バッテリーは3年毎に交換しなければならず、定期的に手術が必要です」

トゥレット症の治療も同様の手術になりますが、
「電気刺激を与える部位としては、視床、淡蒼球、内包前脚、測座核」とのことです。
(*2010/02/11 トゥレット症候群の医療を考えるシンポジウム 於:国立精神神経センター病院 )

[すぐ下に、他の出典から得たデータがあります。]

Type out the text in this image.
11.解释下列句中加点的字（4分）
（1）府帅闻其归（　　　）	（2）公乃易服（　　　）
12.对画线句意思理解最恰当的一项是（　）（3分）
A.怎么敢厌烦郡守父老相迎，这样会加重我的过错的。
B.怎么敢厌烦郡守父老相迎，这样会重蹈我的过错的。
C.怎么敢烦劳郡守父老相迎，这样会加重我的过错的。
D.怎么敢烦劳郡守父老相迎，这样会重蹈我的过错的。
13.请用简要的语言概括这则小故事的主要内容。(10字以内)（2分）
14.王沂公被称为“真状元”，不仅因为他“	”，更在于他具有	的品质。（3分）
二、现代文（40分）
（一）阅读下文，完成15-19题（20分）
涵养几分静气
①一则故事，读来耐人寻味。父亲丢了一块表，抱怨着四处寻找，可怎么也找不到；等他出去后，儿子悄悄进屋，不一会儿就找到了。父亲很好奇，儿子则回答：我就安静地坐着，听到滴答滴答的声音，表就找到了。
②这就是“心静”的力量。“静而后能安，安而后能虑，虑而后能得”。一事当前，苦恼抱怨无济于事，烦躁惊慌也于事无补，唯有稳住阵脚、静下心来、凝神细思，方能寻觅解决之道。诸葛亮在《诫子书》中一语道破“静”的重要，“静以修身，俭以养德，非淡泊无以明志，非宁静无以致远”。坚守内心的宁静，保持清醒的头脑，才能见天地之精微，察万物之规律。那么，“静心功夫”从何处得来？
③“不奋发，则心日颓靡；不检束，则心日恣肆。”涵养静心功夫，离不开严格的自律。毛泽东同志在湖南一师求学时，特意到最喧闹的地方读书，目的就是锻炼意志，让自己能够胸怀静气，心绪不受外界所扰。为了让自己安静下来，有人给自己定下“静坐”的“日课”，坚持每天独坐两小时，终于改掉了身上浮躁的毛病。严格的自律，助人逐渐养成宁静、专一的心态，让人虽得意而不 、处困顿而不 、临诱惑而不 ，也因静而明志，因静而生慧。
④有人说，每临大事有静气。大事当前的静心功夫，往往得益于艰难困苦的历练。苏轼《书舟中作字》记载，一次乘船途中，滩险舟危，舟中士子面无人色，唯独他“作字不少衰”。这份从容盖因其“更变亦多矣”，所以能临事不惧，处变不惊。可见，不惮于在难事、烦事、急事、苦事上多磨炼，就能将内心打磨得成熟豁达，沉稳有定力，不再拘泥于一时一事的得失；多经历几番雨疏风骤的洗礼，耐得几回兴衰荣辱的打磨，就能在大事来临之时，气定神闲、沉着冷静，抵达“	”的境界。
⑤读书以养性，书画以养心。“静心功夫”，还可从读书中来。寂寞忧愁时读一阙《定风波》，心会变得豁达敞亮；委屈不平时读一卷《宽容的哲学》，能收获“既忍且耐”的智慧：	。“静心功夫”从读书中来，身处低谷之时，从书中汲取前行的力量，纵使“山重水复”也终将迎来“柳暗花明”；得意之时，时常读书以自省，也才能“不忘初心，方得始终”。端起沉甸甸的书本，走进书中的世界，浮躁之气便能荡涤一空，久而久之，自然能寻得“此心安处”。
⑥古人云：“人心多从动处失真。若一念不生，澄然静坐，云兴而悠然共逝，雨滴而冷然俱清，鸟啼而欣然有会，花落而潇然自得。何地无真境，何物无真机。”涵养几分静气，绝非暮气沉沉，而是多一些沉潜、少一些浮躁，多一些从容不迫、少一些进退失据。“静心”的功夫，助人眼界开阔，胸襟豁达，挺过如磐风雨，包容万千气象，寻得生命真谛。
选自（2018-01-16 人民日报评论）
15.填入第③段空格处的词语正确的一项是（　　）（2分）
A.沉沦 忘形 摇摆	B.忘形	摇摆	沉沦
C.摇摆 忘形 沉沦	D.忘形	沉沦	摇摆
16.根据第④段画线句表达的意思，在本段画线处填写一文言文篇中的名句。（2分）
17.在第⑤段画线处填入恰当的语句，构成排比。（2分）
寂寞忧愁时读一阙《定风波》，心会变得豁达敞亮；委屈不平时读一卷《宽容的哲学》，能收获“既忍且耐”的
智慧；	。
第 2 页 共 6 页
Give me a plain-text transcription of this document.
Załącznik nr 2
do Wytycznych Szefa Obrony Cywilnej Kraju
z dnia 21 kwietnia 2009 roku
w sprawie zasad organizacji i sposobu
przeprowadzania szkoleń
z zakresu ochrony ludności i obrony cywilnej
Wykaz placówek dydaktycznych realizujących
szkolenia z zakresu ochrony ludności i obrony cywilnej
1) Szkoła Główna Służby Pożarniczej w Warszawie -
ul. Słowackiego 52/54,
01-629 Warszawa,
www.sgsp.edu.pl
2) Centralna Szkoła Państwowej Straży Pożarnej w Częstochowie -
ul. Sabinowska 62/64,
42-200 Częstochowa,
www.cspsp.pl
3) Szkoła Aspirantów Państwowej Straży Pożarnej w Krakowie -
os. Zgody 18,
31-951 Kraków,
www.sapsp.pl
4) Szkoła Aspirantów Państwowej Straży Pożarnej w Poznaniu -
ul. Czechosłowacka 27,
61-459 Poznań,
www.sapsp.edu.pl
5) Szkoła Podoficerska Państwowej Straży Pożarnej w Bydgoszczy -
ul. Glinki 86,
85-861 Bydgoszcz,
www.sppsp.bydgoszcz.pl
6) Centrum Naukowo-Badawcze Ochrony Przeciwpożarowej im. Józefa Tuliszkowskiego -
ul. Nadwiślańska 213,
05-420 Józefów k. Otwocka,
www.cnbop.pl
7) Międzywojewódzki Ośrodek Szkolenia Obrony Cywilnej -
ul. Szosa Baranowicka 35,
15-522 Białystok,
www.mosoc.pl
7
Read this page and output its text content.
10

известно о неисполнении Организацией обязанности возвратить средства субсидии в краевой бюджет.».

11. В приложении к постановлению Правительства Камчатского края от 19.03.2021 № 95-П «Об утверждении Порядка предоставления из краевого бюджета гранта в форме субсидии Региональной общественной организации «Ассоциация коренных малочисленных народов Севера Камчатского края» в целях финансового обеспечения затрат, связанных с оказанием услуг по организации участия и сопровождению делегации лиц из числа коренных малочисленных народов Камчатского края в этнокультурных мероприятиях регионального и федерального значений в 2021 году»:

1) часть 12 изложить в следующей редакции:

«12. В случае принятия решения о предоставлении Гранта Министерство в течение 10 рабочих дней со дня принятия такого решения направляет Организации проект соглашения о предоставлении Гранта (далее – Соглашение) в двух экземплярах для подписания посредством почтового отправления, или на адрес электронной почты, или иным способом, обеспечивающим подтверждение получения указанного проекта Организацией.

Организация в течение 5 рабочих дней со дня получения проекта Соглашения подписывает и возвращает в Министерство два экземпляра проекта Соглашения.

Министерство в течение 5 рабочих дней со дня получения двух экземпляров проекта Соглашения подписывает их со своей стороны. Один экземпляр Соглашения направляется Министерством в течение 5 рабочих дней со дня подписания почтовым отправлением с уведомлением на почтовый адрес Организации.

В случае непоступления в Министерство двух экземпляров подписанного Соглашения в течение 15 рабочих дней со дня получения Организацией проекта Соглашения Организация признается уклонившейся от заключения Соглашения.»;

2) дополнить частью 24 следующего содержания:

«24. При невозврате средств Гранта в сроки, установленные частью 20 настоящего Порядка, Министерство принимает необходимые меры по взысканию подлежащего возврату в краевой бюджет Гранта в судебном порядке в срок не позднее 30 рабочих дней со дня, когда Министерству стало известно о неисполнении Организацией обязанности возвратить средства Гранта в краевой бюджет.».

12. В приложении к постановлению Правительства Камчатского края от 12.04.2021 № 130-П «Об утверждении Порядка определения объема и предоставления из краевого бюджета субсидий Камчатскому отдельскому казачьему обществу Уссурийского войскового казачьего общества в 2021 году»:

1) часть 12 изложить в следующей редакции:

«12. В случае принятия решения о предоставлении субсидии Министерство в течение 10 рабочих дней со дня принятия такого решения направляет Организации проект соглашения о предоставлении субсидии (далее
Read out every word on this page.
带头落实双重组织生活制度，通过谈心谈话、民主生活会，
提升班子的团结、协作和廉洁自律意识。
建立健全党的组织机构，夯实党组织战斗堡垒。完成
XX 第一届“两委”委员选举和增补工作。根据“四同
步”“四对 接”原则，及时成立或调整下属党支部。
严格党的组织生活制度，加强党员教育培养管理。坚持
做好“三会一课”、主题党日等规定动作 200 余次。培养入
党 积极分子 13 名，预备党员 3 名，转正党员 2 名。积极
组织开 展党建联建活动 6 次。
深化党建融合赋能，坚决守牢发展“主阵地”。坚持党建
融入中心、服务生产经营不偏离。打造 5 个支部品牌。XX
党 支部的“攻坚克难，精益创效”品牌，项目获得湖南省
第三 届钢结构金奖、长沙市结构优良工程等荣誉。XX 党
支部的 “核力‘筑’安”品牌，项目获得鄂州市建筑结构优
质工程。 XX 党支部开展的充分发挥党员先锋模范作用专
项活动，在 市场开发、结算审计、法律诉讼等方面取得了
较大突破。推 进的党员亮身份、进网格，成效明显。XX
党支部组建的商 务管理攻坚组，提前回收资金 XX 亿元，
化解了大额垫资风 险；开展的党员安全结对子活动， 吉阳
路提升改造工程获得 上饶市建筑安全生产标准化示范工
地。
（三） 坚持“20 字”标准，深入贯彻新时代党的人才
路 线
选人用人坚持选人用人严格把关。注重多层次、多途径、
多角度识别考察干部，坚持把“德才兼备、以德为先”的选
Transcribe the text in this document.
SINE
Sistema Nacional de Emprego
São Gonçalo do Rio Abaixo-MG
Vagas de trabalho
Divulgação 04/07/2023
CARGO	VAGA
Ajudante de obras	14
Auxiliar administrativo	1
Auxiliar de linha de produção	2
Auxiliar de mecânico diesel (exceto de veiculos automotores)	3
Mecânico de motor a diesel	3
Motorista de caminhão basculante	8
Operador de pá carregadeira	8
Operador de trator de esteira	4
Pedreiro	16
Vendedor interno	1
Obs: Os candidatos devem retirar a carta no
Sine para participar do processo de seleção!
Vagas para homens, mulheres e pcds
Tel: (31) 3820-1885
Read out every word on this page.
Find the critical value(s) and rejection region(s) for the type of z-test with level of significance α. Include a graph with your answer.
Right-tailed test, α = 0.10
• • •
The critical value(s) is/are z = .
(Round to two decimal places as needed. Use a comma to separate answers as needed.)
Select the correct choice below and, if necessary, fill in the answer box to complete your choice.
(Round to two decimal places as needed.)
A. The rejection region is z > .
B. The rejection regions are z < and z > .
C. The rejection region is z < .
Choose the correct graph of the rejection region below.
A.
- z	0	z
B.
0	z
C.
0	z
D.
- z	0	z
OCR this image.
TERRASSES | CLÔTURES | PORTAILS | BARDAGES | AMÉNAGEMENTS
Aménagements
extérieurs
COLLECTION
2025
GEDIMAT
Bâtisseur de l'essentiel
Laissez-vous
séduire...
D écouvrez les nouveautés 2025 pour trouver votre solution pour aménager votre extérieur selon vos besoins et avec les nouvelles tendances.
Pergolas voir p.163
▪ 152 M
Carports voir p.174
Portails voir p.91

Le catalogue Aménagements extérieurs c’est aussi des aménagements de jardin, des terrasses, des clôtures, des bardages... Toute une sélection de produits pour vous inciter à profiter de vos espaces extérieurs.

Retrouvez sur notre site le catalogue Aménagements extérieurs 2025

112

手術は頭蓋骨に50円玉くらいの穴をあけて電極を入れます。
また、電気刺激は1度与えれば終わりというものではなく、
上記のとおり、パルス発生装置を体に埋め込み、定期的に微電流を送信します。
このようにメンテナンスも必要になりますので、大きな治療と言えるでしょう。

◆治療効果とリスク
効果は高いのですが、リスクがゼロというわけではありません。
・脳内での出血
・脳付近での脳脊髄液の漏れ
・感染症
・植込み材料に対するアレルギー
・手術部位での痛み(リスクの解説:Medtronic)

また、脳を刺激することにより発生する副作用もあるようです。

効果もリスク(後遺症・副作用)も人様々であり、慎重な選択を要するでしょう。

◆手術開始までと入院期間
DBS手術の場合、適応となるか否かの判断を下すため、
半年間ほど外来受診をしていただき、様々な検査を行う必要があるそうです。

入院期間の目安は、 国立精神・神経研究センターでは約2週間とのことですが、
予後が良い場合、5日ほどで退院された患者さんもいらっしゃるとのことですので、
個人差があることもご了承ください。

◆手術費
費用に関しては、医療機関によって差があります。
DBSの手術自体は保険適用ですが、
チックの治療となると、どうなのでしょう?分かりません。
病院によっては、「ジストニア性チック」の手術として
保険適用になるとの情報もありますので、各医療機関にお尋ねください。

<高額療養費補助制度の適用>
DBSは高額医療になるため、高額療養費補助制度を利用することが出来ます。
所得区分や年齢によって、支払い額は違ってきますが、
現役並み所得者(年収370万円~約770万円)の場合ですと、
自己負担額は約8万円余り(80,100円+〔総医療費-267,000円〕×1%)です。
詳しくは→ http://hoken.kakaku.com/insurance/gma/select/high-cost/self-pay/

但し、高額療養補助制度は保険診療分に対する助成ですので、
個室の差額代や食事代は補助の対象となりませんのでご留意ください。

<高額療養費助成の申請先>

★社会保険(社保)→健康保険証に記載されている協会(もしくは組合)
・全国健康保険協会(協会けんぽ)
・組合管掌健康保険(組合健保)
・共済組合
★国民健康保険(国保)→住所のある市役所(もしくは区役所)

◆DBSの必要性
チックは軽症のものばかりではありません。
重度で難治性のチックのケースでは、
自傷他害の運動チックや、絶叫等、大音量のチックのため
社会生活が難しく、日常生活にも困難を来します。

そういった患者さんにとって、DBSは救いの一手となります。
術後は、生活の安穏を得ることが出来、将来に希望を持って
新たなスタートを切られている患者さんがいらっしゃいます。

今後、チックに対するDBS治療が出来る医療機関が増え、
手術へのハードルが低くなることを切に願うばかりです。